Le scelte fatte in nome della salvaguardia dell’economia nazionale colpiscono le donne e la loro capacità di emancipazione economica e sociale e non permettono a una donna vittima di violenza di poter costruire un futuro autonomo dal suo aguzzino, perchè è da lui che dipende economicamente. Se si volesse realmente combattere la violenza contro le donne e costruire una cultura differente si dovrebbe partire dal finanziamento alla scuola e non dalla sua distruzione come è accaduto negli ultimi anni; dalla promozione di un modello di welfare basato sulla persona e non sulla famiglia, dando per scontato che ci sia sempre qualcuna disposta a farlo al posto dello Stato; dal ripensamento di una politica del lavoro in grado di tutelare la lavoratrice dai continui ricatti a cui oggi è sottoposta e non attaccando diritti e promuovendo precarietà, come accade oggi.

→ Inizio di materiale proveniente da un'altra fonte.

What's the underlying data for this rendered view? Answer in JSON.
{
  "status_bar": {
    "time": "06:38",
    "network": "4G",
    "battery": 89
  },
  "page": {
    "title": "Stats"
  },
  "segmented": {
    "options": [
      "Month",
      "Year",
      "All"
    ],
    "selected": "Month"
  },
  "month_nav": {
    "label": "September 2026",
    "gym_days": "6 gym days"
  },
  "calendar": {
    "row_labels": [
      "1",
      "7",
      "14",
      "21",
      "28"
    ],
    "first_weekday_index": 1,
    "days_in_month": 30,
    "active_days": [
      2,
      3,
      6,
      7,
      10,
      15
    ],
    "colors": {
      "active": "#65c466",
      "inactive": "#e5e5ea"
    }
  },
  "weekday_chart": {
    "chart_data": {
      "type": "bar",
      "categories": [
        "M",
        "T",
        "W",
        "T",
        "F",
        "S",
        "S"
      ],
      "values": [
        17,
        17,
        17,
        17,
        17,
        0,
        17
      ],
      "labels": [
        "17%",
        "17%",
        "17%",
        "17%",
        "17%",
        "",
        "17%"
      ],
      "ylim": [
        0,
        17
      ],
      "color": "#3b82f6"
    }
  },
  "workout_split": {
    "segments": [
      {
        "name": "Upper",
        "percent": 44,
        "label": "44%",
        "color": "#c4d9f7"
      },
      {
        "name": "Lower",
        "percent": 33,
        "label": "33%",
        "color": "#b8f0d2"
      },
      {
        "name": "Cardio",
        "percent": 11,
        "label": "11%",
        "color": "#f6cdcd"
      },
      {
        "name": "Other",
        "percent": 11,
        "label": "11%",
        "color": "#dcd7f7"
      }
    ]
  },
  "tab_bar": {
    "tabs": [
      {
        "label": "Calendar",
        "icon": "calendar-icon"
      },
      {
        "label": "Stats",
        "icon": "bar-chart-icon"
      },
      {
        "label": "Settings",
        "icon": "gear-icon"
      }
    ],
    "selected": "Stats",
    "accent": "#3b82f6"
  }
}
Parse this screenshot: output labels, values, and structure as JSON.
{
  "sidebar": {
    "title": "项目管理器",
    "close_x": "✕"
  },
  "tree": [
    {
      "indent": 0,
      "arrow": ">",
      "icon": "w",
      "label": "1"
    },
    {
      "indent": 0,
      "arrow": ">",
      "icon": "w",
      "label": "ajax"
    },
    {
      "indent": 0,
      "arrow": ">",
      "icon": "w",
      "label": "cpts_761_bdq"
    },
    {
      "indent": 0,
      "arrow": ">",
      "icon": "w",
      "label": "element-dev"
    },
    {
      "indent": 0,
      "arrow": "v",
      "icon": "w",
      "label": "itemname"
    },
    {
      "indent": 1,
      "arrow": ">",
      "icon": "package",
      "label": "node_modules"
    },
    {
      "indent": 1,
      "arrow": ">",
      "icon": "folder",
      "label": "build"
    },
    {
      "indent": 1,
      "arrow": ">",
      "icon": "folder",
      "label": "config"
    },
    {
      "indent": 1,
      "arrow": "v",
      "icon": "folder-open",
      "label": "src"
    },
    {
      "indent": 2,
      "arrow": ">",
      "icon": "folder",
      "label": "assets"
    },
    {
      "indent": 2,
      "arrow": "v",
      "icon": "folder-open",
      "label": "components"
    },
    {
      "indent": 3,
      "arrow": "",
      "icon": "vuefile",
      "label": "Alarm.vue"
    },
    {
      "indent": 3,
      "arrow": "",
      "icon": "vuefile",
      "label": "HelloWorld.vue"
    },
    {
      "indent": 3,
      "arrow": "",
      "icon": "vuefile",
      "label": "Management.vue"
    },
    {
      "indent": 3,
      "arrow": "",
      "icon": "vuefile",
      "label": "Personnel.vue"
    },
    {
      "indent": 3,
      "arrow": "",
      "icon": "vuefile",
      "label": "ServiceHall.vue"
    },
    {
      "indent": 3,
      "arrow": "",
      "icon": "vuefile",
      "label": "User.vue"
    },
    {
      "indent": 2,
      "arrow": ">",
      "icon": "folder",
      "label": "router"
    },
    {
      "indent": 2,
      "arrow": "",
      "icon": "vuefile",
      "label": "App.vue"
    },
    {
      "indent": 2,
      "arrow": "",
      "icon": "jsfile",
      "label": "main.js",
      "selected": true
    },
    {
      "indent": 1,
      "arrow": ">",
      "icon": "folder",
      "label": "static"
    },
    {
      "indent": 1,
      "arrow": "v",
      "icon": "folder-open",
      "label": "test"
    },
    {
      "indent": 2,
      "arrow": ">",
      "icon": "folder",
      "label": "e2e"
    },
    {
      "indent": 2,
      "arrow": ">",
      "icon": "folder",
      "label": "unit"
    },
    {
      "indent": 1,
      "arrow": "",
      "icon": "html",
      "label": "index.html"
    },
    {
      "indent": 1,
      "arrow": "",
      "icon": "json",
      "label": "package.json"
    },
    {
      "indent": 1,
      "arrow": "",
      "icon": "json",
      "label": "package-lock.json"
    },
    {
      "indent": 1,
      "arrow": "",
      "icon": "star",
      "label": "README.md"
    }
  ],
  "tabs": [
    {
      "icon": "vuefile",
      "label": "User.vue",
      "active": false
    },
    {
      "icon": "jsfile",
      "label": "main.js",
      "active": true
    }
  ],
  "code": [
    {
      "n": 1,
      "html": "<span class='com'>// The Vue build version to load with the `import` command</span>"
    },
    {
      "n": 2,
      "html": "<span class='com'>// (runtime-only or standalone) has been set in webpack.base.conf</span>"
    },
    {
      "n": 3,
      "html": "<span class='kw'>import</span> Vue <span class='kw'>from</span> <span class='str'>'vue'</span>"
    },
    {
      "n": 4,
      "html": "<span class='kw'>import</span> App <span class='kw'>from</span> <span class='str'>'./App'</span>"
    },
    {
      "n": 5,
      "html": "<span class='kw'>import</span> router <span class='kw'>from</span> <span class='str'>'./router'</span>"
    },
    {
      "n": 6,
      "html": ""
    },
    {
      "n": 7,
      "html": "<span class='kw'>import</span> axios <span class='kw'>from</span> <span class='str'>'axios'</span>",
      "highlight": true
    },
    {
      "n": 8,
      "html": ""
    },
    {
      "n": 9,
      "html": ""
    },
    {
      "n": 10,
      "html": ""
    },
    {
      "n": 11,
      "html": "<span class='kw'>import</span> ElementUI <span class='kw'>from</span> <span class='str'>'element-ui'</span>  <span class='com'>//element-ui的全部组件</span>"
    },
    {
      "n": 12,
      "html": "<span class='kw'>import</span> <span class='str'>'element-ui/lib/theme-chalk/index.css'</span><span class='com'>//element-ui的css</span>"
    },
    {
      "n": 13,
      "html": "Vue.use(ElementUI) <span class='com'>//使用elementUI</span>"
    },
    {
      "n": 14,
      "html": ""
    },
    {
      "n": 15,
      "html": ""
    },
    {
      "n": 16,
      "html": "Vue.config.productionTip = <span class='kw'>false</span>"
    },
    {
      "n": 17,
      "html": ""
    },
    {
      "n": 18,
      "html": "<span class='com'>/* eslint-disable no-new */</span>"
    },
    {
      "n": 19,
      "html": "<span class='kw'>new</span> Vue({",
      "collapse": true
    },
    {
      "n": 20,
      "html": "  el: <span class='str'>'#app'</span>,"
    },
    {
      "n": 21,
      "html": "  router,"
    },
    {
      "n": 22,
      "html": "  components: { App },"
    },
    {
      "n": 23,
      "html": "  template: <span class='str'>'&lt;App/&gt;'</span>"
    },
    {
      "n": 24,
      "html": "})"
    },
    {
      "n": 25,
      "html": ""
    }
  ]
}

Il 14 febbraio 2013 si è persa un’occasione in Italia, la rabbia e la voglia di far sentire la propria voce di tante donne è stata venduta alla logica mediatica della campagna elettorale. Le protagoniste di quella giornata sono state oscurate dai soliti volti noti che hanno detto loro: scendete in piazza, manifestate e poi andate a votare chi, però, non è mai stato dalla parte delle donne, ieri come domani.